UC Irvine

Physics-based simulation, Computational Fluid Dynamics (CFD) in particular, has substantially reshaped the engineering design process by dramatically reducing the experimental cost.The effectiveness of CFD is primarily driven by the power of High Performance Computing (HPC) systems. However, the CFD community's top-priority task has been to develop high-order accurate schemes for complex physical phenomena like turbulence, instead of designing algorithms towards better usage of the hardware. Moreover, the hardware is evolving at a much faster pace than the numerical methods. As a result, we currently lack efficient algorithms for the practical CFD schemes to fully leverage the HPC systems. In this dissertation, we propose high-performance algorithm designs to improve the performance and productivity of CFD solvers using multi-block structured grids on modern supercomputers.

First, to parallelize simulations, we need to partition and distribute the grid across processors.Current grid partitioners only factor communication metrics and ignore the underlying network and architectures. To achieve portable performance, we introduce a novel cost function combining the algorithmic metrics with the network properties. Based on the cost function, we propose new partitioning algorithms that minimize the communication cost while balancing the computation workload.

Second, the computation in CFD solvers is typically memory-bound and optimized with cache tiling. The state-of-the-art tiling techniques are mainly designed for single-block grids on shared memory systems, whereas multi-block grids distributed across many nodes are the norm for realistic CFD applications. In this thesis, we demonstrate how to tile distributed computation for multi-block grids. Furthermore, we propose novel pipelined algorithms to hide the communication cost which improves both the performance and strong scaling of CFD solvers.
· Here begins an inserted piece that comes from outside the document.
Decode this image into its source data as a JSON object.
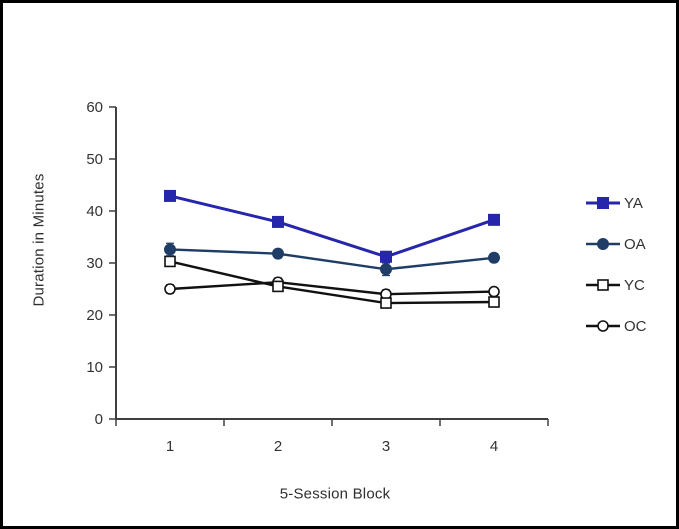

At last but not least, constructing a Deep Learning(DL) surrogate for CFD can further improve its productivity in engineering design.The surrogates must be able to predict for solutions across different boundary conditions and geometries unseen during training. In this dissertation, we design transferable DL surrogates for Boundary Value Problems (BVP) resembling the CFD simulations for steady-state flow. Furthermore, we propose an iterative inference method that transfers the prediction across arbitrary domain sizes and shapes.